Draw Near Disciplines - Silence and Solitude

July 24, 2018

Spiritual Silence - Weird or Worth It?

We can’t hear God speak very well if we are always talking. Silence is essentially a fast from speaking, an intentional time of peace. But it isn’t just external speaking that we need to calm, it is also about calming the internal thoughts and worries that constantly run through our heads. The phrase “Quiet Time” isn’t simply because we are reading and praying, we need to spend some time in the quiet to hear God speak to us.

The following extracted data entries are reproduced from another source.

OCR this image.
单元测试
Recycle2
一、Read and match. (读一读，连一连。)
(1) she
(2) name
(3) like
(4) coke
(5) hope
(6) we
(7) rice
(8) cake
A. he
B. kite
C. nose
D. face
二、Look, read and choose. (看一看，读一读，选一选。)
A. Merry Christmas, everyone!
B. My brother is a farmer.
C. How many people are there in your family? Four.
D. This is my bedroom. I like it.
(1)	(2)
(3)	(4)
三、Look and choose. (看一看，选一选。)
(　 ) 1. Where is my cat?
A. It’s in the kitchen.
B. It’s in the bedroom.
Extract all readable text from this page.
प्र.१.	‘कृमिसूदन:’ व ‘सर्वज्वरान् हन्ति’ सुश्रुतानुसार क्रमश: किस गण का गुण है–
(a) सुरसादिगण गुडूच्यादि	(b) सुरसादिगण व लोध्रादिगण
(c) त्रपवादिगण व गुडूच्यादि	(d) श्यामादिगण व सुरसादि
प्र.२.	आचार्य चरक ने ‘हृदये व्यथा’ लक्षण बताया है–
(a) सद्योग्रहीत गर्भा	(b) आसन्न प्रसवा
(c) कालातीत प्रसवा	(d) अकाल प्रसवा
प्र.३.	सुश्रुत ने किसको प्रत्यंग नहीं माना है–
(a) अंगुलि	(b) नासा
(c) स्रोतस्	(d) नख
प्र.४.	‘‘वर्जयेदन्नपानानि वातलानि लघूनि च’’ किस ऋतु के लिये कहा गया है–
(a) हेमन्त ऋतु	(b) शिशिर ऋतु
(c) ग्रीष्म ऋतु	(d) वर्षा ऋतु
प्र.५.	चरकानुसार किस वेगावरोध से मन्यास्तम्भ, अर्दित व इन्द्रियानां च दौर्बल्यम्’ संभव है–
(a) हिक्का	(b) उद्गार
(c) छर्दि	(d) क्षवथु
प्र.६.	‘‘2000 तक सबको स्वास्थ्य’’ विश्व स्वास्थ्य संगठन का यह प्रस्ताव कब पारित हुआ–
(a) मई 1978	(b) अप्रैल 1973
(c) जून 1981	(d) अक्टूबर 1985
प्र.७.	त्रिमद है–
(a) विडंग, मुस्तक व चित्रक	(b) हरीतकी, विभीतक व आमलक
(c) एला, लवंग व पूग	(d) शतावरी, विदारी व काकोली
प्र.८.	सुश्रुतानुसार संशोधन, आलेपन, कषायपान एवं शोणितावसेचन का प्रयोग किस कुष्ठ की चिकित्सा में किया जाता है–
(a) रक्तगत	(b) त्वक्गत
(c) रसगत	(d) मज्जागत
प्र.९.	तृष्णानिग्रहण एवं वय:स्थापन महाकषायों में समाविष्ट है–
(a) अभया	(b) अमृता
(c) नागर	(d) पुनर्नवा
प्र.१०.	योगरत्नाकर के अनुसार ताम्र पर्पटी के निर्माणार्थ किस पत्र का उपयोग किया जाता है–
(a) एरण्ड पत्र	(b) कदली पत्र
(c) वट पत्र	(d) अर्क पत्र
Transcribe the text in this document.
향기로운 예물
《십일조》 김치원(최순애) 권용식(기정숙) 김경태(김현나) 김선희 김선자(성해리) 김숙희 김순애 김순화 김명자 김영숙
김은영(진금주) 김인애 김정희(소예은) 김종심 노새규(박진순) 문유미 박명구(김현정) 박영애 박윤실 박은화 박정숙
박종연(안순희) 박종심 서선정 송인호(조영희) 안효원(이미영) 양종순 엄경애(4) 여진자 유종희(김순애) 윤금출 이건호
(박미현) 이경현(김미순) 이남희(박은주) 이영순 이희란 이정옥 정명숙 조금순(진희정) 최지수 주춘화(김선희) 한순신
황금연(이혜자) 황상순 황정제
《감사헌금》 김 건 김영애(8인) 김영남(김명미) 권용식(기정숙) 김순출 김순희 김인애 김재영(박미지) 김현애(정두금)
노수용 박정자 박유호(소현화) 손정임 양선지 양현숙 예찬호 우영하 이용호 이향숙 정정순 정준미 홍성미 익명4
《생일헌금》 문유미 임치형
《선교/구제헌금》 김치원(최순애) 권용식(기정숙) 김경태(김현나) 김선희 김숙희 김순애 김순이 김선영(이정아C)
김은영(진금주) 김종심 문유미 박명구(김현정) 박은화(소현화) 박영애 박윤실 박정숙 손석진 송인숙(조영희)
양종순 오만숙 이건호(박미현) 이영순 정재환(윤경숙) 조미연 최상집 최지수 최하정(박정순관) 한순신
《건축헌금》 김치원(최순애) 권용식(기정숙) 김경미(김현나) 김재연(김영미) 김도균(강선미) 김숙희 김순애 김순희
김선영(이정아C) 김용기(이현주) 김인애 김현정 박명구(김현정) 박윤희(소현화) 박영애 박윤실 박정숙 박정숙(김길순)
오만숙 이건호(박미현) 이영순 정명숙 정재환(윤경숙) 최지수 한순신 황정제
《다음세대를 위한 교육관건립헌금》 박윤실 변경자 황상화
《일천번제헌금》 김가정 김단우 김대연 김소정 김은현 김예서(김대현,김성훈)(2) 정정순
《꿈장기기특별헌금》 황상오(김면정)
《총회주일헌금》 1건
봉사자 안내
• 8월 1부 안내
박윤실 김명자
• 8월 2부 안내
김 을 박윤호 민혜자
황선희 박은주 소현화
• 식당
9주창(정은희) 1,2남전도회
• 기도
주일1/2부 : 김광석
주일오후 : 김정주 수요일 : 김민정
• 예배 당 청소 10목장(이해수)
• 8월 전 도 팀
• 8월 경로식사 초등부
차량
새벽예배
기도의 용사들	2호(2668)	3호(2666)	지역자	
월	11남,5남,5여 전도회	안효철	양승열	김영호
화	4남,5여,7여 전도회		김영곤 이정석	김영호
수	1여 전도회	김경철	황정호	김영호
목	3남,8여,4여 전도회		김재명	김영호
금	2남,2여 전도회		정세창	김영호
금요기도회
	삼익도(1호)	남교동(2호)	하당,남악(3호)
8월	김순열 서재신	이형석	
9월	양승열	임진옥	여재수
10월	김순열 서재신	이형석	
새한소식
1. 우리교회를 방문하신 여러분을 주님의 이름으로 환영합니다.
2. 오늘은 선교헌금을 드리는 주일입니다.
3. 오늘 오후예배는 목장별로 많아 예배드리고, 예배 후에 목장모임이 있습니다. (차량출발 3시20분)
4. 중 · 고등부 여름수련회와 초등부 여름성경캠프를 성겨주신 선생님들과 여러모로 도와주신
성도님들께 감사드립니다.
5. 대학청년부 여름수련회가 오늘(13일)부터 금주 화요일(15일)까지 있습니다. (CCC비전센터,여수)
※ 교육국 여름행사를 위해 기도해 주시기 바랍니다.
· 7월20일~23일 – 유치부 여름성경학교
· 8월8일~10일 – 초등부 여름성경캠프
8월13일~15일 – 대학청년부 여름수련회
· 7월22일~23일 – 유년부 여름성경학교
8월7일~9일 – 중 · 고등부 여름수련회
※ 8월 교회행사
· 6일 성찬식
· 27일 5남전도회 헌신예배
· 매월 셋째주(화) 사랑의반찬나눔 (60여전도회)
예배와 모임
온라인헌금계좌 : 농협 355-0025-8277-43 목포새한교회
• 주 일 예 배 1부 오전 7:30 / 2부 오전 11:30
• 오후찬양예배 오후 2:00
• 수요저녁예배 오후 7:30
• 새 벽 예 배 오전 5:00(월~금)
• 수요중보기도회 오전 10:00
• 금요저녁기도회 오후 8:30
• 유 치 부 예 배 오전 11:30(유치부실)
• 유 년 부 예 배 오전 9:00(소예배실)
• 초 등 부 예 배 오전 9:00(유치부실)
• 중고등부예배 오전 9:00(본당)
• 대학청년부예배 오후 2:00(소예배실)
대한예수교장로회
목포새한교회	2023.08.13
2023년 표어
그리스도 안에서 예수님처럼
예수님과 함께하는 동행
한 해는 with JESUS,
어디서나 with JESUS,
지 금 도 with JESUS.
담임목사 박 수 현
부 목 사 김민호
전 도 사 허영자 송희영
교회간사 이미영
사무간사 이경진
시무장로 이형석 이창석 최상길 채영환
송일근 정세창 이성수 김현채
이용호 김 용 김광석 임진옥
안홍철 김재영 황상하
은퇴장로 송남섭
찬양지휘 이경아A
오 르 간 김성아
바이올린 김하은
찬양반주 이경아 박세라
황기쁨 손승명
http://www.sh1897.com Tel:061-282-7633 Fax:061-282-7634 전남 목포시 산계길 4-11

In 1 Kings 19, Elijah is running for his life. He ultimately hides away in a cave on a mountain. Soon, the Lord speaks to him and tells him to go outside. Then this happens:

“...a great and strong wind tore the mountains and broke in pieces the rocks before the Lord, but the Lord was not in the wind. And after the wind an earthquake, but the Lord was not in the earthquake. And after the earthquake a fire, but the Lord was not in the fire. And after the fire the sound of a low whisper… And behold, there came a voice to him…”


Elijah had to be quiet and listen carefully to hear the voice of God. Sometimes we need to do the same thing, but it is hard when we are talking, and everyone around us is talking, and there is so much activity and noise.

Jesus frequently separated himself and his disciples from the crowds of people that followed him. Before the crucifixion, Jesus isolated himself in the garden to pray. Monks and Nuns throughout the ages (and even to the present day) have considered silence and solitude as virtues worthy of daily practice.

Words are often our way of just filling time. Sometimes our words don’t even have a purpose, just talking for the sake of talking. Instead of talking to try to be funny, intelligent, or personable - what if we let God speak to us during those times and let Him turn us into something worthwhile.

It isn’t always feasible to be silent when we have jobs, families, and required social interaction, but that is okay. Intentional silence, even for 5 or 10 minutes can cut like a beam of light through the noise and chaos of our daily lives.

Here are some silence and solitude challenges to get you going: give one a try this week.

  • Set aside a couple of hours one day to be completely silent. If you need to, tell your family or roommates what is going on, and ask them to give you some space. Spend this time focused on God and rest in his presence.
  • If your family can be convinced to get involved, try to eat a meal together in complete silence. The monks at Mepkin Abbey in Charleston, South Carolina eat every meal in complete silence, every day. It takes some getting used to, but you might just feel rejuvenated and refreshed after you are done eating, even more than usual.
  • Pick one day and try to limit the amount of speaking that you do. Only speak when necessary, and only for as long as necessary. It is possible to do this without being rude, and having this constraint may make you aware of how much you talk when it isn’t really that important.